Chapitre 5

Par Alexis

« Le peuple a besoin de héros, de personnes sacrifiant leur vie pour les sauver. »

    - Jegan Balrug, fondateur de l’Ordre Blanc

Balan considérait l’Ordre Blanc comme des héros et après chaque bataille, le peuple acclamait ses héros. Au fil des années, les monstres se faisaient moins nombreux pourtant, Trevor et ses hommes reçurent autant de fleurs que leurs prédécesseurs. Dès qu’ils eurent franchi les portes de la ville, une foule d’une vingtaine de personnes les accueillit. Des sifflements et des cris résonnèrent dans toute la ville et des gardes durent escorter l’Ordre.

Trevor ouvrait la marche et prenait soin de saluer chaque groupe. Derrière lui, Jorgen rit aux sifflements de quelques dames.

— Remettez votre casque, capitaine ou vous allez attirer toutes les femmes de Balan.

Trevor éclata de rire. Trevor était d’une nature souriante et le sourire qu’il ne cessait d’arborer était des plus charismatiques. Cet homme à la mâchoire carrée et aux yeux d’un brun des plus clair était très souvent admiré. Depuis son enfance, la même coiffe brune ornait sa tête. Et même après quarante-six hivers, il n’eut aucune ride, pour son plus grand bonheur.

Ses hommes aimaient le charrier sur son physique attirant. Seul Olric, perdu dans ses pensées, ne rit pas. Les curieux voulaient fêter leur victoire mais aucun ne se souciait de la perte de Wyatt. Le jeune soldat soupira.

— Profite, lui dit Jorgen. Wyatt aurait voulu qu’on fête cette victoire.

— Je sais, souffla Olric. Mais c’est dur…

— C’est aussi dur pour nous, petit.

Jorgen préféra cacher sa peine ; la ville était heureuse alors il partagea cette joie. Bien que plus jeune que son capitaine, Jorgen semblait plus âgé. Les années passées dans une forge ridèrent son visage sans oublier de muscler son corps. Ses bras et ses jambes étaient plus épais que n’importe quel soldat : malgré sa petite taille, il imposait le respect.

— Papa !

Jorgen se tourna vers un petit garçon aussi roux que lui et lui sourit. Brom, son fils, n’était âgé que de six ans et déjà il l’admirait. Jorgen lui ébouriffa les cheveux alors que Brom s’était jeté dans ses bras.

— Où est ta mère ? Me dis pas que t’es venu seul ?

Il chercha sa femme du regard sans la voir avant de lâcher une série de jurons. Olric, amusé, ne put s’empêcher de rire. Il observa le père et le fils. Brom avait un visage plus rond et des yeux plus clairs.

— Je peux venir avec toi ? demanda Brom.

— Viens mais faudra que je te ramène.

Sur leur chemin, la foule devenait plus petite. Les acclamations et applaudissements se calmèrent et Olric repensa à Wyatt. Il renifla. Leur victoire avait un prix : une vie. Nul ne pensait à mal en célébrant leur retour mais Olric ne parvenait pas à sourire.
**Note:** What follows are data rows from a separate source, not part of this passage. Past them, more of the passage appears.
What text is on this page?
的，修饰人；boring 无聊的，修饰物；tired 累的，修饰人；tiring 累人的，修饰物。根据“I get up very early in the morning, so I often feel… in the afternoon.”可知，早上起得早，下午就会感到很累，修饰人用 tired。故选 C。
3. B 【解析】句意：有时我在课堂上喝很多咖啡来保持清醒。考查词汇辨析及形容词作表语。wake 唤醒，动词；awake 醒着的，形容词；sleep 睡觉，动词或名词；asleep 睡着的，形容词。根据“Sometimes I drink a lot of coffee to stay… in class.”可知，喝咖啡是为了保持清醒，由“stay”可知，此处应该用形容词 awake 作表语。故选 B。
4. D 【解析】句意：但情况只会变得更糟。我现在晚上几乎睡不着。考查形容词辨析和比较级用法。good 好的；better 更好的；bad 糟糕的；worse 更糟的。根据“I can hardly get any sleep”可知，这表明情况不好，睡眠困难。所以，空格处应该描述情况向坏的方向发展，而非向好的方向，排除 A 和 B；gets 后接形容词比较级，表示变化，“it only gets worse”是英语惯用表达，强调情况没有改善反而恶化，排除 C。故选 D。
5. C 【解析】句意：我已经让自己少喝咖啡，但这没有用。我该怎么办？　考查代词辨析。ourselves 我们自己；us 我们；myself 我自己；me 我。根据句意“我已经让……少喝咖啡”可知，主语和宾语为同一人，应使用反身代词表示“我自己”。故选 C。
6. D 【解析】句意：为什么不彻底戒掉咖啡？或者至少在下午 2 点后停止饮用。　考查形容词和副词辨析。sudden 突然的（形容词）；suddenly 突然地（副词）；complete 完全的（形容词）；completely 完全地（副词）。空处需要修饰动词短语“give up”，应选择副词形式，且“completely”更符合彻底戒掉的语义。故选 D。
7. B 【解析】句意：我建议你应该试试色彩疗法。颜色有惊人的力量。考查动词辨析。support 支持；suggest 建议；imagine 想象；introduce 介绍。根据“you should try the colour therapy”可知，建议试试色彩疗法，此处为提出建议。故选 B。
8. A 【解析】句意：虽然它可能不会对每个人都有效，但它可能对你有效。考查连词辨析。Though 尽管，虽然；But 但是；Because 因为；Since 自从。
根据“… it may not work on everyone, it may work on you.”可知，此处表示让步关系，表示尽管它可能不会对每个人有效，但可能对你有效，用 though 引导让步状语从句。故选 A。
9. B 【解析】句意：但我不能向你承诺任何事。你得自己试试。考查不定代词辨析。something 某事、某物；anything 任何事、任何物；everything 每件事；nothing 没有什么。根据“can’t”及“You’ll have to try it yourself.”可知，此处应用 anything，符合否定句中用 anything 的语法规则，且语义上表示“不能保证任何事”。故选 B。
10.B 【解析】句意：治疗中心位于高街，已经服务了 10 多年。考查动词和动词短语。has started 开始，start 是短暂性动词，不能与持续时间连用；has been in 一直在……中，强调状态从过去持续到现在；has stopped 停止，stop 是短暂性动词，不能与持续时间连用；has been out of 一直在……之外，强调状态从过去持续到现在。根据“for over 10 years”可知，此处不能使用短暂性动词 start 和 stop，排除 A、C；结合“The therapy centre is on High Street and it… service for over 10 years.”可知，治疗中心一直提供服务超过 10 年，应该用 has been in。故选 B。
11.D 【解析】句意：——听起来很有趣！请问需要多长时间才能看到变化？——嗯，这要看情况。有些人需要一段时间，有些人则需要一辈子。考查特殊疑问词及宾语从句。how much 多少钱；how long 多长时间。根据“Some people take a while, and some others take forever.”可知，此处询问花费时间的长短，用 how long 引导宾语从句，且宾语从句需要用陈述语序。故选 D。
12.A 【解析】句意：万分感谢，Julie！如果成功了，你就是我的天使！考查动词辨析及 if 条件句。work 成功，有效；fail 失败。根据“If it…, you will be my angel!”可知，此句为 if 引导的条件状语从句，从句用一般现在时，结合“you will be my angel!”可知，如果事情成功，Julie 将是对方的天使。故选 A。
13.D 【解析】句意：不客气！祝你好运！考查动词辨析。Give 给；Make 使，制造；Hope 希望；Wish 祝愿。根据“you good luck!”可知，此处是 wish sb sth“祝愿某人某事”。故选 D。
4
— Messires ! appela soudainement un tavernier barbu. Venez quand vous le voudrez, la première hydromel sera gratuite pour vous !

— Nous viendrons ! lança Trevor.

Trevor lui sourit puis détourna la tête. Derrière se sourire se cachaient diverses préoccupations. Des pensées qui lui glaçaient le sang. Depuis des mois, ils chassaient des criminels et non des monstres. Ceux-ci disparaissaient petit à petit et il n’avait pas vu de basilic depuis des années. Et aujourd’hui, il en affrontait un mais ce n’était pas tout : il avait reçu des missives d’autres membres de l’Ordre. Des monstres revenaient aux quatre coins du pays. Cette nouvelle le fit frémir.

— Capitaine ?

Songeur, il n’avait pas entendu Olric. Il le sortit bien vite de ses pensées.

— Tout va bien ?

— Oui, je devrai vous parler une fois rentrés.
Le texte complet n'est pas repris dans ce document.